Yes loops, though it is not so easy in this case, because the function is not tail recursive.
Let us first convert it to a tail recursive function. For this we pass an argument that notes how often the provisional result must go through the final function x => 3*x-3:
public static int fRek1(int n, int count) { if (n <= 0) return finalf(1, count); else if (n == 1) return finalf(2, count); else return fRek(n-2, count+1); } public static int fRek(int n) { return fRek1(n, 0); } public static int finalf(int n, int count) { while (count > 0) { n = 3*n-3; count--; } return n; } Now you probably see how to convert fRek1 above to a while loop: just replace the recursion with a block where the variables n and count get their new values and enclose the method body in a while (true).

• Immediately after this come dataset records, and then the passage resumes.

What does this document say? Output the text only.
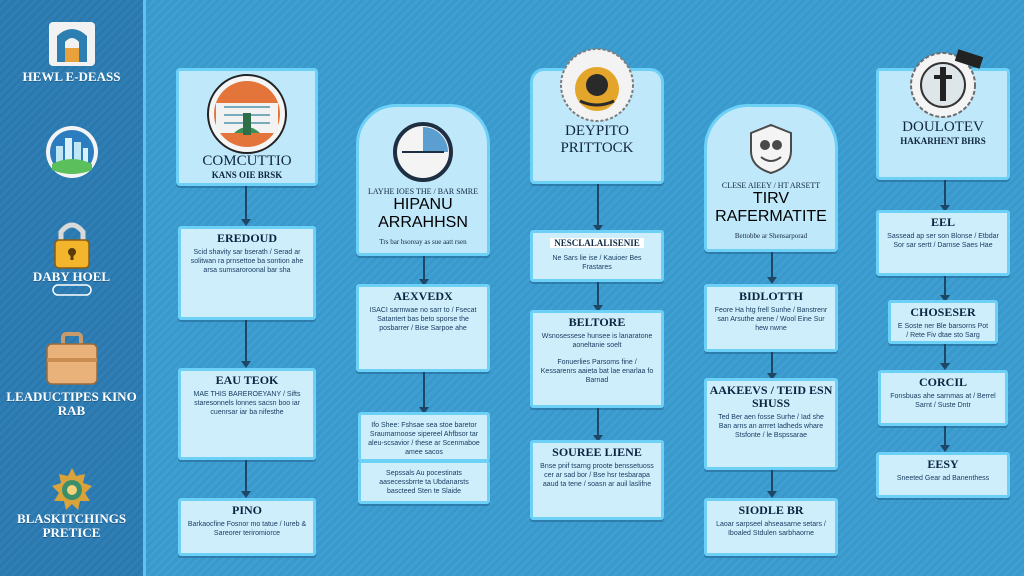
HEWL E-DEASS
DABY HOEL
LEADUCTIPES KINO RAB
BLASKITCHINGS PRETICE
COMCUTTIO
KANS OIE BRSK
EREDOUD
Scid shavity sar bserath / Serad ar solitwan ra prnsettoe ba sontion ahe arsa sumsaroroonal bar sha
EAU TEOK
MAE THIS BAREROEYANY / Sifts staresonnels lonnes sacsn boo iar cuenrsar iar ba nifesthe
PINO
Barkaocfine Fosnor mo tatue / Iureb & Sareorer teriromiorce
LAYHE IOES THE / BAR SMRE
HIPANU ARRAHHSN
Trs bar hsoreay as sue aatt rsen
AEXVEDX
ISACI sarmwae no sarr to / Fsecat Satantert bas beto sporse the posbarrer / Bise Sarpoe ahe
Ifo Shee: Fshsae sea stoe baretor Sraumarnoose sipereel Ahfbsor tar aleu-scsavior / these ar Scenmaboe amee sacos
Sepssals Au pocestinats aasecessbrrte ta Ubdanarsts bascteed Sten te Slaide
DEYPITO PRITTOCK
NESCLALALISENIE
Ne Sars lie ise / Kauioer Bes Frastares
BELTORE
Wsnosessese hunsee is lanaratone aoneltanie soelt
Fonuerlies Parsoms fine / Kessarenrs aaieta bat lae enarlaa fo Barnad
SOUREE LIENE
Bnse pnif tsarng proote benssetuoss cer ar sad bor / Bse hsr tesbarapa aaud ta tene / soasn ar auil laslifne
CLESE AIEEY / HT ARSETT
TIRV RAFERMATITE
Bettobbe ar Shensarporad
BIDLOTTH
Feore Ha htg frell Sunhe / Banstrenr san Arsuthe arene / Wool Eine Sur hew nwne
AAKEEVS / TEID ESN SHUSS
Ted Ber aen fosse Surhe / Iad she Ban arns an arrret Iadheds whare Stsfonte / le Bspssarae
SIODLE BR
Laoar sarpseel ahseasarne setars / Iboaled Stdulen sarbhaorne
DOULOTEV
HAKARHENT BHRS
EEL
Sassead ap ser son Blonse / Etbdar Sor sar sertt / Darnse Saes Hae
CHOSESER
E Soste ner Ble barsorns Pot / Rete Fiv dtae sto Sarg
CORCIL
Fonsbuas ahe sarnmas at / Berrel Sarnt / Suste Dntr
EESY
Sneeted Gear ad Banenthess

Your second problem is still trying to solve this recursively. You need to break out your logic into a While statement. Here's a start:
int tmp = n while (tmp > 1) { Insert main logic here } //Base Cases if (tmp == 1) n += 3 if (tmp <= 0) n += 0 //This does nothing but listing for illustration return n; The reason it works for even numbers is because you are hard coding the corresponding stop condition at the beginning of your function.
Look at your recursive function. If the number is even, there will be recursive calls until n == 0; That is, until we get here:
if (n <= 0) return 1; From there, we compute the final result bottom up.
return 3 * 1 -3; //that's 0 return 3 * 0 -3; //that's -3 return 3 * -3 -3; //that's -12 return 3 * 3 -3; //that's -39 //...and so on In case the number is odd, we start from 2, because of this line:
else if (n == 1) return 2; From there, we compute the final result bottom up.
return 3 * 2 -3; //that's 3 return 3 * 3 -3; //that's 6 return 3 * 6 -3; //that's 15 return 3 * 15 -3; //that's 42 //... and so on Your iterative function starts like this.
int b = 1 ; That is, you're imposing a condition that should only be there in case the number is even. Instead, you should test if the number is even or odd.
if (a % 2 == 0) b = 1; else b = 2; for (int i = b; i <= a; i = i+2) { //... }